I am a 23 year old student who has recently enrolled on a Social Care course at university. Conventionally, social care profession has always been linked to women; this implies that having a male student in this profession is likely to result in high levels of stigma. Social care has been perceived traditionally as a “caring profession”; as people tend to associate its caring nature with femininity. In a profession dominated by women, man pursuing such a profession is likely to be perceived as an anomaly. In the wake of this view, there is the need to critically explore what motivates a male individual to embark on social care profession. As for my case, I enrolled in the social care profession because I wanted to reform and work with juvenile delinquents and was primarily motivated by the members of my family and a close friend to enter to this field through social care. I think it is about securing a job that would allow me to do the most good in the society, which I believe, in a broader context, is the primary role of social care practitioners. Broadly defined, social care entails working together with individuals who are disadvantaged, marginalized or have special needs. For instance, social care practitioners can work with homeless individuals; people who have drug/alcohol dependency; and families among others. In this regard, I believe that the ultimate role of a social care practitioner is to make the society a better place. I prefer working with juvenile delinquents because I perceive it as a suitable course for a male social care practitioner.

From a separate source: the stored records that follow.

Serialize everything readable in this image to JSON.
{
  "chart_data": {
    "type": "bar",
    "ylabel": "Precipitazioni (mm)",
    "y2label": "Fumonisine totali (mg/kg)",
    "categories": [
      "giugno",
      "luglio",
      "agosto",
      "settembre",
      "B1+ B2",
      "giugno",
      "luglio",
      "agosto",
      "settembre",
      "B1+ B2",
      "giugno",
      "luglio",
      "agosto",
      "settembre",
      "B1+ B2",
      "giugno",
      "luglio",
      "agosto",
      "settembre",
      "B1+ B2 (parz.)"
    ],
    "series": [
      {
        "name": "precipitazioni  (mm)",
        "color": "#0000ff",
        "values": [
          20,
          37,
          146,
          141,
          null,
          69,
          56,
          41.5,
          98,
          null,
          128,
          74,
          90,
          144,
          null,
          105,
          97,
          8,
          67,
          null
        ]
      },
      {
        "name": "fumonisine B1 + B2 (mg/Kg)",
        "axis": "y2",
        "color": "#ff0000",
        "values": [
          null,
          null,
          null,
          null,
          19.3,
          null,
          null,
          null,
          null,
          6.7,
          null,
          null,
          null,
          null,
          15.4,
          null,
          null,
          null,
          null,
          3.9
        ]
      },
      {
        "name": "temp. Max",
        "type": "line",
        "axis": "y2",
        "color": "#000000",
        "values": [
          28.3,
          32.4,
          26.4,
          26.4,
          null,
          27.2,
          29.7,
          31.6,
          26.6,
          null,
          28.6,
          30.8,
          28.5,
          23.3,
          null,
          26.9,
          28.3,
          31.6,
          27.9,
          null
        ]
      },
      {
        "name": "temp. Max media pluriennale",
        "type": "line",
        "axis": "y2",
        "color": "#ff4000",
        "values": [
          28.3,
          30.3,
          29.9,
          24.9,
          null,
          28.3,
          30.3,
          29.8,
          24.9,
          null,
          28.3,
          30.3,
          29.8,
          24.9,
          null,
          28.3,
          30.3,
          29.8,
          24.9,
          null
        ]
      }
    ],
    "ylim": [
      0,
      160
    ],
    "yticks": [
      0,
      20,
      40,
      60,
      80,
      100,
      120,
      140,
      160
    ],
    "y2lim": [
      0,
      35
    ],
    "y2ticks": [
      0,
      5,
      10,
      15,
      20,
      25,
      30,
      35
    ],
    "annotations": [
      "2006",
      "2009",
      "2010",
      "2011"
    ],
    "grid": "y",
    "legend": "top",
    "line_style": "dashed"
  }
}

Social care practitioners interact directly with people; as a result, the society at large has expectations on the social care practitioners, especially with regard to the role of making the society a better place. Fundamentally, the society expects a social care practitioner to improve the social well-being of members of the society in diverse life circumstances. I would argue that social care occupies the void between the society and the individual, which plays an integral role in interpreting individual behavior and actions and mediating the requirements, rules and value of the society as they influence the individual. In this regard, a social care practitioner must have an understanding of how the individual interacts with the society and vice versa and the resulting impact on one’s economic, social and personal life. Therefore, the society expects that social care professionals play a forefront role in safeguarding the well-being of individuals, communities and families. It is imperative to note that this role in not gender-biased; however, a social care practitioner must choose a field that is a fit with his gender. Other expectations when carrying out this role include respect for individual dignity; protecting children and vulnerable individuals from potential exploitation, abuse and neglect; fairness and transparency during professional decision-making; and advocacy for social justice.

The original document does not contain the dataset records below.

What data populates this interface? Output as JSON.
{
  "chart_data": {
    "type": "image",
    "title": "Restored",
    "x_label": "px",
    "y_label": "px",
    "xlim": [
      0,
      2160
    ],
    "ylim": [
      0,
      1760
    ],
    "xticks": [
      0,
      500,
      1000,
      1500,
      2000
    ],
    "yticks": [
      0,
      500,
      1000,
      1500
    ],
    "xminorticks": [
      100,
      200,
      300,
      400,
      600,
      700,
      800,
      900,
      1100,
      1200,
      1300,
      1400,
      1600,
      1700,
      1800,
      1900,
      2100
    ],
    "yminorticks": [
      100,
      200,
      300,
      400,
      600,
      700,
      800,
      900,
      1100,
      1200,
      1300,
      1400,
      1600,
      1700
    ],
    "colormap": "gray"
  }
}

Families also play a significant role in carrying out this role; this stems from the fact that a families are the fundamental building blocks of a society. Therefore, the expectations arising from the individual and the community are the same as the expectations from the family with regard to the role of a social care practitioner. My family have played an important role in motivating me to enroll in a course that would help me transform the society, and social care is a pathway towards that life objective. With this in mind, my family is more interested in tracking my progress as a social care professional. So far, I have had both positive and negative experience. Negative experience stems from the stigma associated with being a male student in a female-dominated profession. The positive experience is that the course will provide me with an opportunity to do good for the society.
With regard to individual values, I believe in transforming the society using any available opportunity that allows one to do so. I perceive the role of a male social care practitioner to be in perfect fit with my individual values. My individual values are based on concern for others and commitment to improving the society. It is evident that there is a correlation between these individual values and my enrollment as a social care practitioner, which implies that my personal values and beliefs are important in defining who I am. Developing one’s value-base and thinking is imperative for one to become a successful social care practitioner; this draws on the fact that social care is entirely about relationships and values. Service users have a tendency to be extremely open with the social care practitioners, after which reliability respect, trust, challenging discrimination and honesty ensure. Working effectively as a social care practitioner requires one to be guided by his/her individual values in order to tackle any challenges associated with the profession. Despite the fact that I am yet to practice, I reckon that a male social care practitioner could create a fresh point of view to engage with men involved in, for instance, child abuse or domestic violence. From an individual standpoint, I think that having male practitioners in social care would not only improve the discipline, but also make it different. The current underrepresentation of male practitioners in social care requires an understanding of male issues relating to the profession.